Wash hands thoroughly with soap and water immediately
before and after contact with each patient.
Use high-level disinfected or sterile gloves,
replacing them between patients and procedures.
Never use gloved hands to open and close doors or to
process instruments.
Wear clean gowns, aprons, goggle, and masks.
Clean floors, beds, toilets, walls, and rubber draw
sheets with detergents and hot water. If they are soaked with blood or
body fluids, use a 0.5% chlorine solution.
Wear heavy-duty gloves when cleaning surfaces and
washing bed sheets spilled with blood and body fluids and when processing
equipment for reuse.
Dispose of waste contaminated with blood, body fluids,
laboratory specimens, or body tissues safely, following facility protocols.
Avoid recapping needles whenever possible. If necessary,
use the scoop method.
Dispose of sharps in puncture-resistant containers
and bury or incinerate them.
All reusable instruments should be soaked in a 0.5%
chlorine solution and cleaned with soap and water immediately after use
and sterilized or high-level disinfected.

 

Appendix III: Instrument Processing

Follow specific instructions for processing medical instruments, as appropriate. For instruments and equipment that can be reprocessed through high-level disinfection, follow the steps described below:

Decontamination:
Soak instruments in a 0.5% chlorine solution for 10 minutes.
Cleaning:
Clean instruments with warm water and detergent; do not use soap. Wear
masks and heavy-duty gloves during cleaning. Disassemble the instrument
and make sure all the parts are cleaned thoroughly.
High-level
disinfection:

  • Soak in a 0.5% chlorine solution for 20 minutes; or
  • Boil for 20 minutes.

Note: Rinse with sterile water after processing with chemicals and dry with a sterile towel.

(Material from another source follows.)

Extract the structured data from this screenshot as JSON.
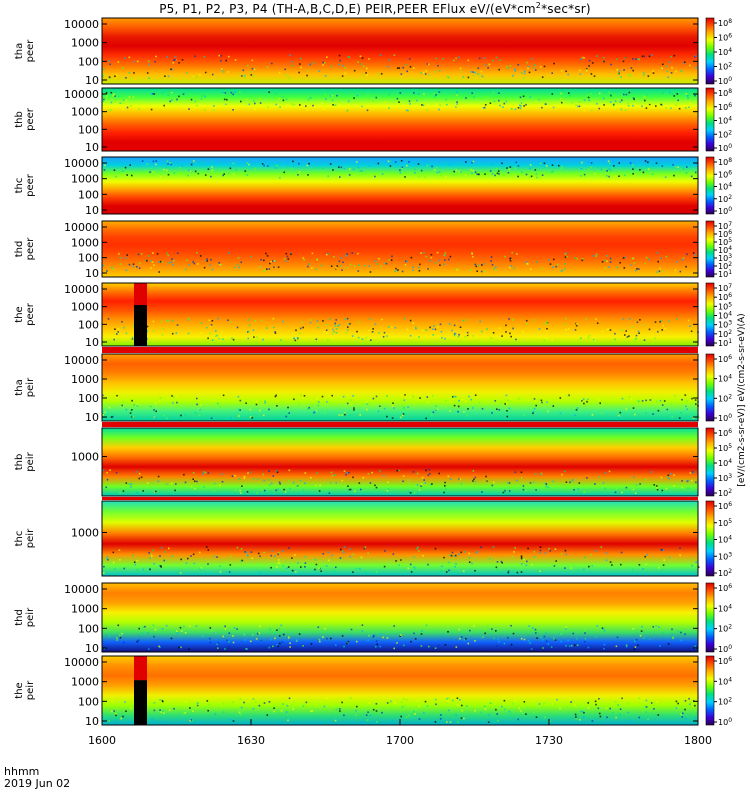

· Store or use immediately: After instruments are processed, they should be kept in a dry, sterile or high-level disinfected container, protected from dust and other contaminants. Instruments processed with boiling or solutions should be reprocessed every two days until used.

Metallic instruments such as tenaculum, speculum, and curettes should be sterilized using steam autoclave at a temperature of 121oC at a pressure of 106
KPa for 20 minutes (following the instructions of the autoclave being used).